There is a lot to unpack here, so let’s start from the top.

Components

Using JSX and JavaScript, you can structure your layouts just like you would any React application – through components. 11ty has a general concept called shortcodes that provide a similar feature across all templating engines. I prefer the React way of doing it, so I’ve just ignored that feature altogether.

This is the /src/components/Navigation.jsx component.

const items = [
  { href: "/", text: "Blog" },
  { href: "/archive", text: "Archive" },
  { href: "/about", text: "About" }
]

function Navigation({ url = "" }) {
  const activeIndex = items.reduce((previousValue, item, index) => {
    return url.startsWith(item.href) ? index : previousValue
  }, -1)

  return (
    <nav>
      <ul>
        {items.map((item, index) => (
          <li className={activeIndex === index ? "active" : ""}>
            <a href={item.href}>{item.text}</a>
          </li>
        ))}
      </ul>
    </nav>
  )
}

module.exports = Navigation

If you are familiar with React, this should look very familiar. We get our props as arguments to the function and deconstruct them directly. We then use standard JavaScript and JSX to generate the HTML that we want to output.

Note. The goal is to create a static HTML page, so no click handlers or other interactive parts of React are allowed – just plain HTML elements. I may get back to interactive components in a later article.

Components can be composed of other components, so you can create an entire design system using components if you want to.

Data

If you go back to the layout, your eyes will probably stop directly at the function declaration.

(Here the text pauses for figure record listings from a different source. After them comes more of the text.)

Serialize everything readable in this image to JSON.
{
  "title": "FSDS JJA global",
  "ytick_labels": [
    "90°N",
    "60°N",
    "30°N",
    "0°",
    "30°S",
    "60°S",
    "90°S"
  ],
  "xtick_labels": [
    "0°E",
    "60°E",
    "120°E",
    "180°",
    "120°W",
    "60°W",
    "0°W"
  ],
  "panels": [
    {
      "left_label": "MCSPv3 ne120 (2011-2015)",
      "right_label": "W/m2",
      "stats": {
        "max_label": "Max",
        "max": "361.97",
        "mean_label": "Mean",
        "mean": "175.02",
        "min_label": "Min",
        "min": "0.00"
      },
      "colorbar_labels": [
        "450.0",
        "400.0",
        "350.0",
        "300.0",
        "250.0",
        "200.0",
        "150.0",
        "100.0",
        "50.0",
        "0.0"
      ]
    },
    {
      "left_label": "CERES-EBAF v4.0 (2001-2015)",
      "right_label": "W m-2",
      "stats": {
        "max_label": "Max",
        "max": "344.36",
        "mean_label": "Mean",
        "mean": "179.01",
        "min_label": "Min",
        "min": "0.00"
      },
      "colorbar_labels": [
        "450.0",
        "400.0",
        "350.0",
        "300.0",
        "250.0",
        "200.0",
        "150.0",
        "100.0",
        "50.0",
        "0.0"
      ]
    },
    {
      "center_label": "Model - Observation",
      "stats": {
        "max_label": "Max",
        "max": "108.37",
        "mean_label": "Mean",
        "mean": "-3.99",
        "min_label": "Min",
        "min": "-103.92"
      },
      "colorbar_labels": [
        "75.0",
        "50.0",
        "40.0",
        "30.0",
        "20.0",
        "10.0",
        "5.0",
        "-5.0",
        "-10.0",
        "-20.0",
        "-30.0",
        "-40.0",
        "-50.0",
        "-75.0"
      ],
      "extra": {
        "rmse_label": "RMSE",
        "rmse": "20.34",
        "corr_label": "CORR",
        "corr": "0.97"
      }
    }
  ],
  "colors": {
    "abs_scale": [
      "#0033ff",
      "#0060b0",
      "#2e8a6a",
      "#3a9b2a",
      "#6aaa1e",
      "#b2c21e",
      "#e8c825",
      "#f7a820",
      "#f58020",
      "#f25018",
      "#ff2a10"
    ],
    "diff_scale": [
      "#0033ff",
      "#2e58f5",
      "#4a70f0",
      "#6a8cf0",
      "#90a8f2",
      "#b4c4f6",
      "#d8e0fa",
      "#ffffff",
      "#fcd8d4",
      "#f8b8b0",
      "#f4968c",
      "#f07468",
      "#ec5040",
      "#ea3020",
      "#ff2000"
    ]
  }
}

function AboutLayout({ content, page, title }) {

This function creates a standard React component that gets its content, title, and a page object from the props, but who provides these props? 11ty! 11ty passes a lot of data to our layouts, including the page object and all data from the Markdown file.

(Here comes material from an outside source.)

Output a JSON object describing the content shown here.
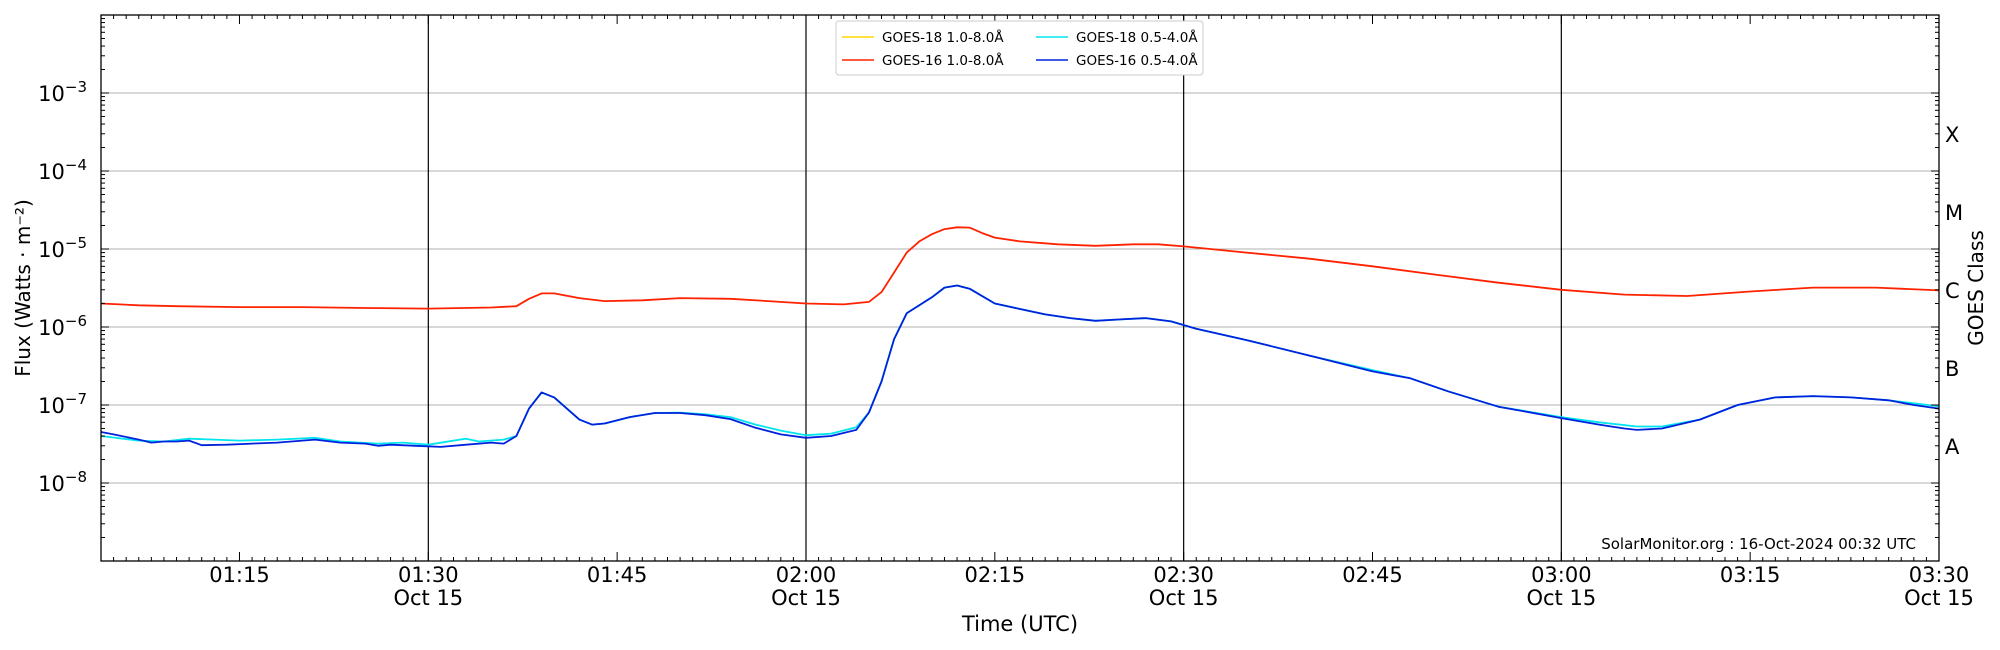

Remember the layout key in the Markdown file earlier? A Markdown file triggers a page to be created, and the layout key specifies which layout to use. This is what causes the AboutLayout function above to be invoked at all, and as part of that invokation, 11ty provides the props.

In this case, content is the text from the Markdown file, the title comes from the frontmatter data, and the page is a special 11ty object. Data can come from many different sources though, and the 11ty documentation has an entire section about this. My suggestion – test it! Replace the deconstruction in the function with a single props variable and print it using console.log(JSON.stringify(props, null, 2). This will give you an idea of what data you have available.

Base layouts

One final thing to note about layouts is that they can be nested. In the example above, you may have noticed that just like the Markdown file had a layout property, the layout itself exported a layout property. In this case, it points to BaseLayout.jsx. This way, we can nest layouts. You may have wondered where I put all the styling and other HTML stuff. This is the place.

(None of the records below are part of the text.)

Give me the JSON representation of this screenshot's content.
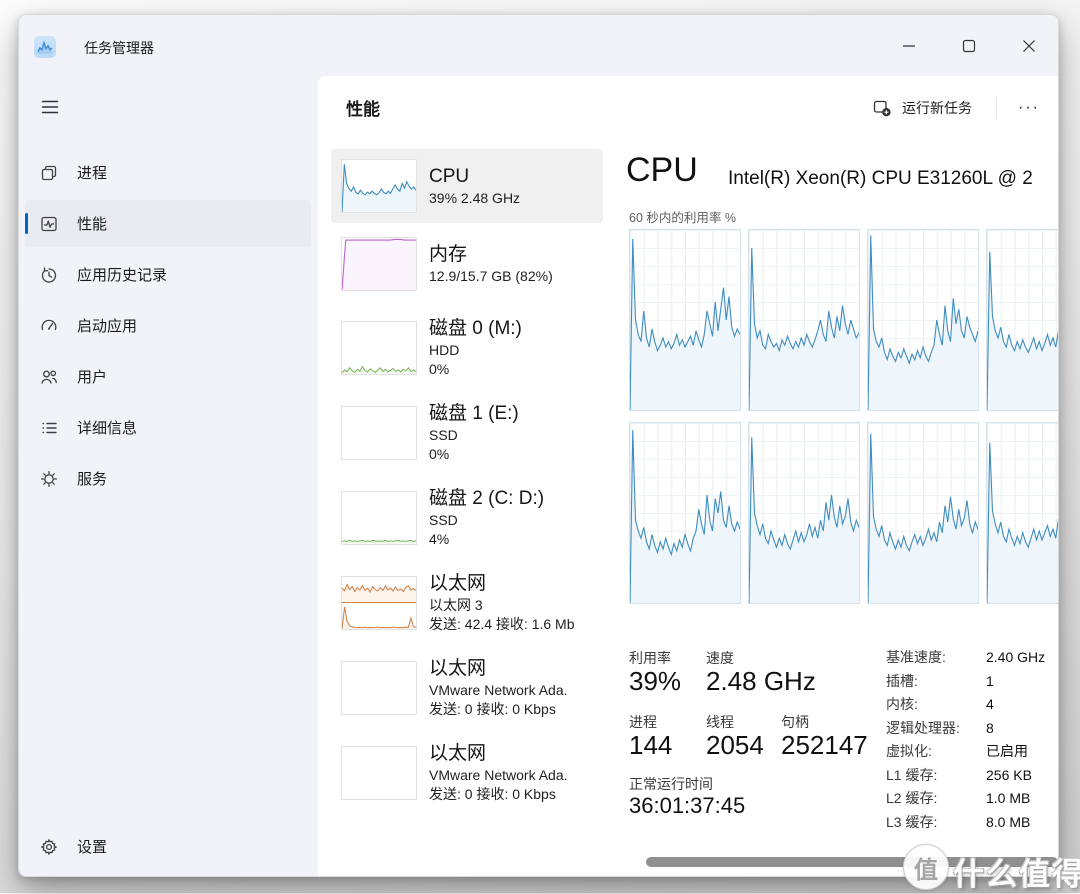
{
  "window": {
    "title": "任务管理器"
  },
  "sidebar": {
    "items": [
      {
        "label": "进程"
      },
      {
        "label": "性能"
      },
      {
        "label": "应用历史记录"
      },
      {
        "label": "启动应用"
      },
      {
        "label": "用户"
      },
      {
        "label": "详细信息"
      },
      {
        "label": "服务"
      }
    ],
    "settings": "设置"
  },
  "header": {
    "title": "性能",
    "run_new_task": "运行新任务",
    "more": "···"
  },
  "perf_list": [
    {
      "title": "CPU",
      "line2": "39% 2.48 GHz"
    },
    {
      "title": "内存",
      "line2": "12.9/15.7 GB (82%)"
    },
    {
      "title": "磁盘 0 (M:)",
      "line2": "HDD",
      "line3": "0%"
    },
    {
      "title": "磁盘 1 (E:)",
      "line2": "SSD",
      "line3": "0%"
    },
    {
      "title": "磁盘 2 (C: D:)",
      "line2": "SSD",
      "line3": "4%"
    },
    {
      "title": "以太网",
      "line2": "以太网 3",
      "line3": "发送: 42.4 接收: 1.6 Mb"
    },
    {
      "title": "以太网",
      "line2": "VMware Network Ada.",
      "line3": "发送: 0 接收: 0 Kbps"
    },
    {
      "title": "以太网",
      "line2": "VMware Network Ada.",
      "line3": "发送: 0 接收: 0 Kbps"
    }
  ],
  "detail": {
    "title": "CPU",
    "subtitle": "Intel(R) Xeon(R) CPU E31260L @ 2",
    "caption": "60 秒内的利用率 %",
    "stats": {
      "util_label": "利用率",
      "util_value": "39%",
      "speed_label": "速度",
      "speed_value": "2.48 GHz",
      "proc_label": "进程",
      "proc_value": "144",
      "thread_label": "线程",
      "thread_value": "2054",
      "handle_label": "句柄",
      "handle_value": "252147",
      "uptime_label": "正常运行时间",
      "uptime_value": "36:01:37:45"
    },
    "specs": [
      {
        "label": "基准速度:",
        "value": "2.40 GHz"
      },
      {
        "label": "插槽:",
        "value": "1"
      },
      {
        "label": "内核:",
        "value": "4"
      },
      {
        "label": "逻辑处理器:",
        "value": "8"
      },
      {
        "label": "虚拟化:",
        "value": "已启用"
      },
      {
        "label": "L1 缓存:",
        "value": "256 KB"
      },
      {
        "label": "L2 缓存:",
        "value": "1.0 MB"
      },
      {
        "label": "L3 缓存:",
        "value": "8.0 MB"
      }
    ]
  },
  "watermark": {
    "badge": "值",
    "text": "什么值得买"
  },
  "chart_data": {
    "type": "line",
    "title": "60 秒内的利用率 %",
    "ylim": [
      0,
      100
    ],
    "styles": {
      "cpu": {
        "line": "#3f8cbf",
        "fill": "#eff6fb"
      },
      "mem": {
        "line": "#b966cc",
        "fill": "#faf5fc"
      },
      "disk": {
        "line": "#77b25b",
        "fill": "#f3f9ef"
      },
      "eth": {
        "line": "#ce7b40",
        "fill": "#fdf4ec"
      }
    },
    "series": {
      "cpu_thumb": [
        0,
        92,
        55,
        45,
        40,
        48,
        38,
        35,
        42,
        36,
        33,
        38,
        35,
        40,
        36,
        33,
        37,
        44,
        38,
        35,
        40,
        36,
        45,
        52,
        44,
        40,
        55,
        46,
        58,
        50,
        44,
        48,
        42
      ],
      "mem_thumb": [
        0,
        96,
        96,
        96,
        96,
        96,
        96,
        96,
        96,
        96,
        96,
        96,
        96,
        96,
        97,
        97.5,
        97,
        96,
        96,
        96,
        96
      ],
      "disk0_thumb": [
        2,
        8,
        4,
        12,
        6,
        3,
        9,
        5,
        14,
        7,
        4,
        10,
        6,
        3,
        8,
        12,
        5,
        9,
        4,
        7,
        11,
        5,
        8,
        4,
        9,
        6,
        12,
        5,
        8,
        4
      ],
      "disk2_thumb": [
        5,
        6,
        5,
        7,
        5,
        6,
        5,
        6,
        7,
        5,
        6,
        5,
        7,
        6,
        5,
        6,
        5,
        7,
        5,
        6,
        5,
        6,
        7,
        5,
        6,
        5,
        6,
        7,
        5,
        6
      ],
      "eth_send": [
        55,
        45,
        70,
        50,
        62,
        42,
        58,
        48,
        66,
        46,
        55,
        40,
        62,
        50,
        44,
        58,
        46,
        64,
        48,
        56,
        44,
        60,
        46,
        52,
        42,
        58,
        66,
        48,
        54,
        46
      ],
      "eth_recv": [
        0,
        85,
        30,
        12,
        8,
        6,
        5,
        6,
        5,
        7,
        5,
        6,
        5,
        6,
        7,
        5,
        6,
        5,
        6,
        5,
        7,
        6,
        5,
        6,
        5,
        7,
        6,
        42,
        10,
        6
      ],
      "core0": [
        0,
        95,
        50,
        42,
        38,
        55,
        40,
        35,
        45,
        38,
        33,
        36,
        40,
        35,
        38,
        34,
        37,
        42,
        36,
        39,
        35,
        38,
        41,
        36,
        44,
        39,
        35,
        42,
        55,
        48,
        41,
        60,
        44,
        56,
        68,
        50,
        63,
        46,
        41,
        45,
        42
      ],
      "core1": [
        0,
        90,
        48,
        40,
        44,
        36,
        34,
        42,
        38,
        35,
        37,
        33,
        39,
        36,
        41,
        37,
        34,
        38,
        35,
        40,
        36,
        42,
        38,
        35,
        39,
        44,
        50,
        42,
        38,
        55,
        46,
        40,
        52,
        44,
        58,
        48,
        42,
        50,
        45,
        40,
        43
      ],
      "core2": [
        0,
        97,
        45,
        38,
        35,
        40,
        32,
        28,
        34,
        30,
        27,
        32,
        29,
        34,
        30,
        26,
        31,
        28,
        33,
        29,
        35,
        30,
        27,
        32,
        36,
        50,
        42,
        36,
        58,
        44,
        38,
        62,
        48,
        56,
        44,
        40,
        52,
        46,
        42,
        38,
        44
      ],
      "core3": [
        0,
        88,
        52,
        44,
        40,
        46,
        38,
        35,
        42,
        36,
        33,
        38,
        34,
        39,
        35,
        32,
        36,
        40,
        34,
        38,
        33,
        37,
        42,
        36,
        40,
        35,
        44,
        38,
        52,
        44,
        58,
        46,
        40,
        50,
        42,
        46,
        55,
        43,
        39,
        44,
        40
      ],
      "core4": [
        0,
        96,
        46,
        40,
        36,
        42,
        34,
        30,
        38,
        32,
        28,
        34,
        30,
        36,
        31,
        27,
        33,
        29,
        35,
        31,
        38,
        33,
        29,
        36,
        40,
        52,
        44,
        38,
        60,
        46,
        40,
        58,
        50,
        62,
        46,
        42,
        54,
        44,
        40,
        45,
        41
      ],
      "core5": [
        0,
        92,
        50,
        43,
        38,
        44,
        36,
        33,
        40,
        35,
        31,
        36,
        32,
        38,
        33,
        30,
        35,
        40,
        34,
        39,
        34,
        38,
        44,
        37,
        42,
        36,
        46,
        40,
        56,
        46,
        60,
        48,
        42,
        54,
        44,
        48,
        58,
        45,
        40,
        46,
        42
      ],
      "core6": [
        0,
        94,
        48,
        41,
        37,
        43,
        35,
        32,
        39,
        34,
        30,
        35,
        31,
        37,
        32,
        29,
        34,
        38,
        33,
        37,
        32,
        36,
        41,
        35,
        39,
        34,
        45,
        39,
        54,
        45,
        59,
        47,
        41,
        52,
        43,
        47,
        57,
        44,
        39,
        45,
        41
      ],
      "core7": [
        0,
        89,
        51,
        44,
        39,
        45,
        37,
        34,
        41,
        36,
        32,
        37,
        33,
        39,
        34,
        31,
        36,
        41,
        35,
        40,
        35,
        39,
        43,
        37,
        41,
        36,
        47,
        41,
        55,
        47,
        61,
        49,
        43,
        53,
        45,
        49,
        59,
        46,
        41,
        47,
        43
      ]
    }
  }
}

const { DOCTYPE, Raw } = require("eleventy-hast-jsx")

function BaseLayout({ content, title }) {
  return (
    <>
      <DOCTYPE />
      <html lang="en">
        <head>
          <meta charSet="utf-8" />
          <title>{title}</title>
          <meta name="viewport" content="width=device-width, initial-scale=1" />
          <link rel="stylesheet" href="/assets/styles.css" />
        </head>
        <body>
          <Raw html={content} />
        </body>
      </html>
    </>
  )
}

module.exports = {
  default: BaseLayout
}

Building

These are the basic building blocks to getting started. Create your content in Markdown files, add images, css, and other assets to your assets folder and create the layouts you need. If you need a little structure, break up the layouts into components.

The final step is to run npm run build to create a static website in the build folder, copy the folder to your hosting provider of choice, and enjoy your beautiful website.